“The game of life is a game of everlasting learning. At least it is if you want to win.” — Warren Buffett, 2013
If you want to get rich, follow these four business rules:
1. Buy quality assets (companies, real estate, stocks, etc.) with proven track records. Leave the flavor-of-the-week, flash-in-the-pans for sucker investors!
2. Find a great manager to oversee your assets so you’ll have more time to search for your next opportunity.
3. Never put all your (nest) eggs in one basket, no matter how good one investment seems.
4. Repeat steps 1-3.
Such an investment policy has made Warren Buffett one of the world’s richest human beings.
In 1970, Buffett’s investment vehicle, Berkshire Hathaway, began investing in Blue Chip Stamps, a popular loyalty program that awarded stamps to customers, based on the size of their retail purchases. Licking and entering the stamps into booklets that could be redeemed for merchandise became a nationwide obsession. (I remember accompanying my parents to a redemption store to exchange my Blue Chip Stamps for my first baseball glove, a Larry Sherry model.)
At the time, Buffet thought his investment was the next best thing to minting money. “When I was told that even certain brothels and mortuaries gave stamps to their patrons, I felt I had finally found a sure thing,” he said. Blue Chip Stamps had 1970 sales of $126 million, as about 60 billion “stamps were licked by savers, pasted into books, and taken to Blue Chip redemption stores.” By 1980, however, sales slumped to $19.4 million and by 1990, sales were a minuscule $1.5 million. As computerization developed, less cumbersome loyalty programs were developed.
Even though Blue Chip Stamps was throwing off tons of cash in the early ’70s, Buffett didn’t sit still or stay content. Rather in 1972, he obtained a controlling interest in See’s Candies before later acquiring 100% of the company for $25 million.
In the more than half century that See’s was in business before Buffett gobbled it up like a box of milk chocolate buttercreams, See’s had more than proven itself after opening its first shop on Western Ave. in Los Angeles in 1921.
By the mid-1920s, there were a dozen of the sparkling, black and white shops designed to resemble Mary See’s home kitchen. During the Depression, that number expanded to 30, showing that a powerful business idea and a great product can blossom in any era. By 1936, See’s had expanded to San Francisco. After World War II, the company continued to grow with the arrival of the shopping mall. All the time, customers continued to patronize its stores and products like honey bees returning to the hive.

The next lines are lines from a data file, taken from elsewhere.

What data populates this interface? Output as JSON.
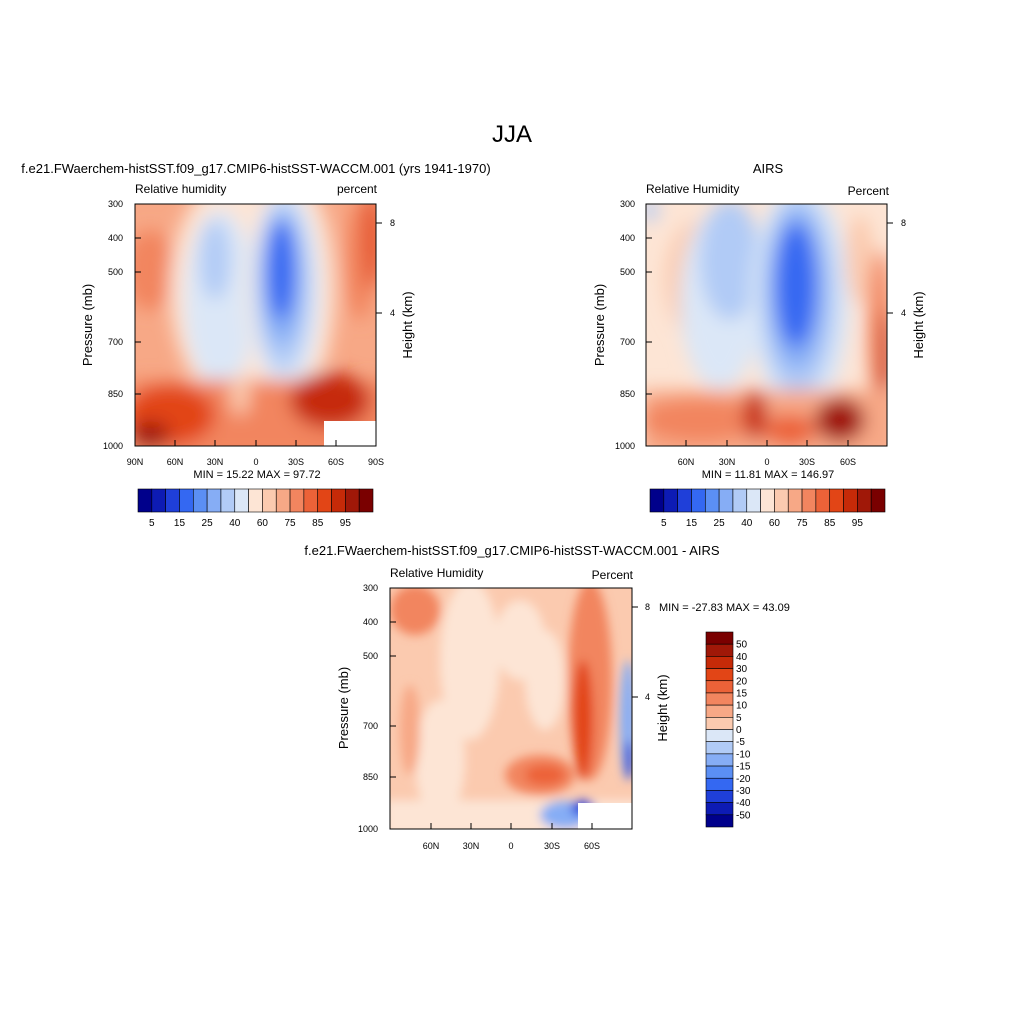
{
  "page_title": "JJA",
  "colors": {
    "cb_rh": [
      "#00008b",
      "#0d1bb4",
      "#1f3fd9",
      "#3468f2",
      "#5b8ff4",
      "#86adf5",
      "#b1cbf6",
      "#dbe7f7",
      "#fde5d5",
      "#fbcaaf",
      "#f7a886",
      "#f2855f",
      "#ec6238",
      "#e24516",
      "#c62a08",
      "#a01808",
      "#7a0000"
    ],
    "cb_diff": [
      "#00008b",
      "#0d1bb4",
      "#1f3fd9",
      "#3468f2",
      "#5b8ff4",
      "#86adf5",
      "#b1cbf6",
      "#dbe7f7",
      "#fde5d5",
      "#fbcaaf",
      "#f7a886",
      "#f2855f",
      "#ec6238",
      "#e24516",
      "#c62a08",
      "#a01808",
      "#7a0000"
    ]
  },
  "chart_data": [
    {
      "type": "heatmap",
      "title": "f.e21.FWaerchem-histSST.f09_g17.CMIP6-histSST-WACCM.001 (yrs 1941-1970)",
      "left_label": "Relative humidity",
      "right_label": "percent",
      "ylabel": "Pressure (mb)",
      "y2label": "Height (km)",
      "y_ticks": [
        "300",
        "400",
        "500",
        "700",
        "850",
        "1000"
      ],
      "y2_ticks": [
        "8",
        "4"
      ],
      "x_ticks": [
        "90N",
        "60N",
        "30N",
        "0",
        "30S",
        "60S",
        "90S"
      ],
      "stats": "MIN =  15.22  MAX =  97.72",
      "colorbar_labels": [
        "5",
        "15",
        "25",
        "40",
        "60",
        "75",
        "85",
        "95"
      ]
    },
    {
      "type": "heatmap",
      "title": "AIRS",
      "left_label": "Relative Humidity",
      "right_label": "Percent",
      "ylabel": "Pressure (mb)",
      "y2label": "Height (km)",
      "y_ticks": [
        "300",
        "400",
        "500",
        "700",
        "850",
        "1000"
      ],
      "y2_ticks": [
        "8",
        "4"
      ],
      "x_ticks": [
        "60N",
        "30N",
        "0",
        "30S",
        "60S"
      ],
      "stats": "MIN =  11.81  MAX = 146.97",
      "colorbar_labels": [
        "5",
        "15",
        "25",
        "40",
        "60",
        "75",
        "85",
        "95"
      ]
    },
    {
      "type": "heatmap",
      "title": "f.e21.FWaerchem-histSST.f09_g17.CMIP6-histSST-WACCM.001 - AIRS",
      "left_label": "Relative Humidity",
      "right_label": "Percent",
      "ylabel": "Pressure (mb)",
      "y2label": "Height (km)",
      "y_ticks": [
        "300",
        "400",
        "500",
        "700",
        "850",
        "1000"
      ],
      "y2_ticks": [
        "8",
        "4"
      ],
      "x_ticks": [
        "60N",
        "30N",
        "0",
        "30S",
        "60S"
      ],
      "stats": "MIN = -27.83  MAX =  43.09",
      "colorbar_labels": [
        "50",
        "40",
        "30",
        "20",
        "15",
        "10",
        "5",
        "0",
        "-5",
        "-10",
        "-15",
        "-20",
        "-30",
        "-40",
        "-50"
      ]
    }
  ]
}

By investing in See’s, whose slogan remains “quality without compromise,” Buffett had recognized that See’s wasn’t just another business pushing chocolate commodities; it was a unique, proprietary brand that commanded extreme loyalty in the marketplace for which he and consumers would always be willing to pay extra. (What’s a pound of See’s cost today, $20, and we don’t bat an eye paying it!)
At a 1996 luncheon in San Francisco, Buffett’s business partner, Charlie Munger, revealed that See’s was the first high-quality business that Berkshire ever bought. Previously, Berkshire had focused on purchasing undervalued assets on the cheap. The See’s acquisition forever influenced their thinking to buy businesses with a dominant reputation and transcendent brand recognition, even if they had to dig a little deeper into their pockets.

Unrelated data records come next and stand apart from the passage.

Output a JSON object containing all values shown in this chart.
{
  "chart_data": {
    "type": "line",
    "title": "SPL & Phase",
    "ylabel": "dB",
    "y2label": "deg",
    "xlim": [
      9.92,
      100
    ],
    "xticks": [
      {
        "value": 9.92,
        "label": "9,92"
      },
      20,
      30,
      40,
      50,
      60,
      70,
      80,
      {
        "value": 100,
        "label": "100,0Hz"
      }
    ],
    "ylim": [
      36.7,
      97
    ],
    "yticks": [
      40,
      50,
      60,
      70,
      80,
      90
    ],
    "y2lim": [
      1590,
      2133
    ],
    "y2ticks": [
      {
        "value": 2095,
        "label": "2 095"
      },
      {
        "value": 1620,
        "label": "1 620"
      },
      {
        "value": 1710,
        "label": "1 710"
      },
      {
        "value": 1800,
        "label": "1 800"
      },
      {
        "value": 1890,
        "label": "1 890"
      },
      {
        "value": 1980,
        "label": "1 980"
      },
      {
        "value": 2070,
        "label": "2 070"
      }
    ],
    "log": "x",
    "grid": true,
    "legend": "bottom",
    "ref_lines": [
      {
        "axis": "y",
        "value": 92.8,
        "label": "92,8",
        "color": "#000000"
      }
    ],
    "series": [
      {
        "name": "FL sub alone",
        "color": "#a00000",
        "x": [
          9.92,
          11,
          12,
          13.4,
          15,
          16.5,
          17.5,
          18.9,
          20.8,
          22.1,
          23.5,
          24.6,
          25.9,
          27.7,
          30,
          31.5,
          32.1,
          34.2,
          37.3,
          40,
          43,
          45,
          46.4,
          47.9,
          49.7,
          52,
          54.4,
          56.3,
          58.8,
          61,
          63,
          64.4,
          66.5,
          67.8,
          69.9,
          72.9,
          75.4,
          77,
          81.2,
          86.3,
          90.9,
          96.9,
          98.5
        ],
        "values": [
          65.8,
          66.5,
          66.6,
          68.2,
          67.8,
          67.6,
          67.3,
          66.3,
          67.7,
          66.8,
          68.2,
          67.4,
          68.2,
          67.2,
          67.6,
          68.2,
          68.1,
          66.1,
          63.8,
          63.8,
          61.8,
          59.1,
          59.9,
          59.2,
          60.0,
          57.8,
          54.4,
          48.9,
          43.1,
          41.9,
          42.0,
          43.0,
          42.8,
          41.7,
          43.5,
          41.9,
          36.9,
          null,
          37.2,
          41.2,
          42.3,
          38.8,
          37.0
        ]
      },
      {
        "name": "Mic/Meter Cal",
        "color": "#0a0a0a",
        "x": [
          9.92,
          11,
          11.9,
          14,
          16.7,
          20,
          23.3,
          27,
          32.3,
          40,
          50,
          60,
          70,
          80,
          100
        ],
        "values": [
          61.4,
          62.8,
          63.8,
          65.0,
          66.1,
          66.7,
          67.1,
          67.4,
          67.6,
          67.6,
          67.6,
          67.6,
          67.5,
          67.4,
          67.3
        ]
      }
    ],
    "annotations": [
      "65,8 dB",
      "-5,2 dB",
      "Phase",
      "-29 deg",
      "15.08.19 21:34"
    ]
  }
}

So, it should not come as any surprise that Buffett in a handshake deal in 1983 also bought a majority interest in the Nebraska Furniture Mart. Unfamiliar with the Nebraska Furniture Mart? Well, it just happens to be the largest home furnishing store in North America. Oh, and by the way, the store features See’s Candies, keeping it all in Buffett’s growing empire, of course.

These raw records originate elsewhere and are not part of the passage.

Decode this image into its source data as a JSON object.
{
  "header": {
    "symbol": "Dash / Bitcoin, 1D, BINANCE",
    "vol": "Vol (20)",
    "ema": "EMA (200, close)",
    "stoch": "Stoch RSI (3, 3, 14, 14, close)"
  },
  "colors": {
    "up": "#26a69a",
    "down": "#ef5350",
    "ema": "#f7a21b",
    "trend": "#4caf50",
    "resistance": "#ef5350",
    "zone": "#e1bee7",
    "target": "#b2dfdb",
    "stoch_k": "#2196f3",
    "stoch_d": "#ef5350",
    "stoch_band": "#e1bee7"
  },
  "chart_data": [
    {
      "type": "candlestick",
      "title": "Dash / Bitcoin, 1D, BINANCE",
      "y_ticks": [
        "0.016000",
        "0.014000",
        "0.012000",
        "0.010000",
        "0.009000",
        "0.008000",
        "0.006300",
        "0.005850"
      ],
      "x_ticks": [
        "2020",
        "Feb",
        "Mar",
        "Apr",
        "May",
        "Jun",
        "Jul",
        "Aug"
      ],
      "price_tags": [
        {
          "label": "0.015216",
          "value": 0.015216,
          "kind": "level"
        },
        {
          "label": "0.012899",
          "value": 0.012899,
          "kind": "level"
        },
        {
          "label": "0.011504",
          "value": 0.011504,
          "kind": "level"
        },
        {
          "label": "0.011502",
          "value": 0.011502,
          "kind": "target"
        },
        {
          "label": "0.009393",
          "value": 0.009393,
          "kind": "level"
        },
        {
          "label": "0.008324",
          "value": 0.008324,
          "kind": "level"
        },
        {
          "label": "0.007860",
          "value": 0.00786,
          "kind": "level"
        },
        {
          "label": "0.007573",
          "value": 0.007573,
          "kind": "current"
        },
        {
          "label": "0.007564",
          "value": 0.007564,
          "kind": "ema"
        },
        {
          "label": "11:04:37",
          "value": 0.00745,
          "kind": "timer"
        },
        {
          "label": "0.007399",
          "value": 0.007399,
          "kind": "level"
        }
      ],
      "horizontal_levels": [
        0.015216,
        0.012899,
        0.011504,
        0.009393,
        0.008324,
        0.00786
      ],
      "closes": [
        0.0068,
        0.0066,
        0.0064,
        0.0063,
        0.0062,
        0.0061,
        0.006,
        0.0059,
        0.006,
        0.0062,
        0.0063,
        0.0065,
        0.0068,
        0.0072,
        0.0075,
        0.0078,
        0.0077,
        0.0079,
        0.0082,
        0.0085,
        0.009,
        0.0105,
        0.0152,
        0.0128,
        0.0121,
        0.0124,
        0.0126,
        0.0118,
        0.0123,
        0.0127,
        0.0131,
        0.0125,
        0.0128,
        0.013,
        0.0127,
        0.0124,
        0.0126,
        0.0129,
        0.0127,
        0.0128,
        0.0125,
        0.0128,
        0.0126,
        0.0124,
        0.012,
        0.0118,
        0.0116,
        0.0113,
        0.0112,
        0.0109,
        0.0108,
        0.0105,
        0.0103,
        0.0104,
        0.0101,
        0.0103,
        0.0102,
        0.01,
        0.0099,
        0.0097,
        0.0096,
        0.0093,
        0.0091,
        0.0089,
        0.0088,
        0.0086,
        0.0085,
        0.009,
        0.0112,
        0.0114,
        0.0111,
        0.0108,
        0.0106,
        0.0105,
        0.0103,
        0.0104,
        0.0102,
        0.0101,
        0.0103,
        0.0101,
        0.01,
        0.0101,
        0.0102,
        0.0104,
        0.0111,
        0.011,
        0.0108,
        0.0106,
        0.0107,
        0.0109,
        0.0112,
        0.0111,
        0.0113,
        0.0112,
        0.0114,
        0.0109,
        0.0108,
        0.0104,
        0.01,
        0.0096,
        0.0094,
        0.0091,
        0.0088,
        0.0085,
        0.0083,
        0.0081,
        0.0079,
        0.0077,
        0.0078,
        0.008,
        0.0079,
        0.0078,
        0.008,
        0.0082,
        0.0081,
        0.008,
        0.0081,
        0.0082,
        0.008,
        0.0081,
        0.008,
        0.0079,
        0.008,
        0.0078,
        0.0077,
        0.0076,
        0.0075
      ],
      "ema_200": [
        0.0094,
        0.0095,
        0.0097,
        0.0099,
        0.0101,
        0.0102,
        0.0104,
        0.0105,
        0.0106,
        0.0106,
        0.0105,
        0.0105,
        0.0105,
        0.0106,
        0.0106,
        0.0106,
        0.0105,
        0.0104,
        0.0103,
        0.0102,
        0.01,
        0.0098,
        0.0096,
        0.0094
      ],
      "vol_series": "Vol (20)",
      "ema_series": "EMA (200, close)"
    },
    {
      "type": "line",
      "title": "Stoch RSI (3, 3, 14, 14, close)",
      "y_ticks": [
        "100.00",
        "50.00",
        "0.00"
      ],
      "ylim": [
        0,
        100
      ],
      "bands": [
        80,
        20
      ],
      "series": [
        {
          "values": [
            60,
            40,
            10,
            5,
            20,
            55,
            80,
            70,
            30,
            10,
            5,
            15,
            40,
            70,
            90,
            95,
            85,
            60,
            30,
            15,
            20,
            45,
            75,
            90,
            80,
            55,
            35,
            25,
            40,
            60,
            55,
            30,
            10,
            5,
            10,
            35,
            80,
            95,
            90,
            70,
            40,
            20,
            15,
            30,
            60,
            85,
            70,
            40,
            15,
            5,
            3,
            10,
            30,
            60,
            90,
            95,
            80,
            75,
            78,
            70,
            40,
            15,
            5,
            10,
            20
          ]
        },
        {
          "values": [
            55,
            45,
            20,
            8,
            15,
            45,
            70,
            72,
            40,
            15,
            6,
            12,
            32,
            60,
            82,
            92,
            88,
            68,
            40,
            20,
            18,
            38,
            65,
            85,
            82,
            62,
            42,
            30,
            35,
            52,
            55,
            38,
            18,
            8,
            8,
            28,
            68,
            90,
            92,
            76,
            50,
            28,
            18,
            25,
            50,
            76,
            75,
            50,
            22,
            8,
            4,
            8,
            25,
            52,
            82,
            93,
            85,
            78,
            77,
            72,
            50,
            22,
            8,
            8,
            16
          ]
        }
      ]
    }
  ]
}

Like See’s Candies, the Nebraska Furniture Mart displayed a knack for spinning off profits in good times and bad, reflecting the old-fashioned values of its Belarus-born founder, Rose Blumkin, who started the business in 1937 on a $500 investment. She worked in the business until age 103.
By comparison, Buffett, who will turn 83 this month (Aug. 30), is a spring chicken whose stock picks are mimicked by savvy investors around the world, and why not! For the second quarter of 2013, profits at Berkshire Hathaway jumped 46%. Over the past 30 years, Berkshire has produced 18.3% annualized returns compared to just 10.8% for the S&P 500.
So, while it may be cool to move like Jagger, it’s also hip (or fly) to invest more like Buffett.
Again, it’s easy: Buy quality, find and put your trust in good managers, and respect your elders (Mary See was 57 when she opened her first See’s Candies with her son Charles).
It also wouldn’t hurt to hang a vintage portrait of your mom in every store as a reminder of who helped give you your start in life! Nothing too fancy … Black & White will do!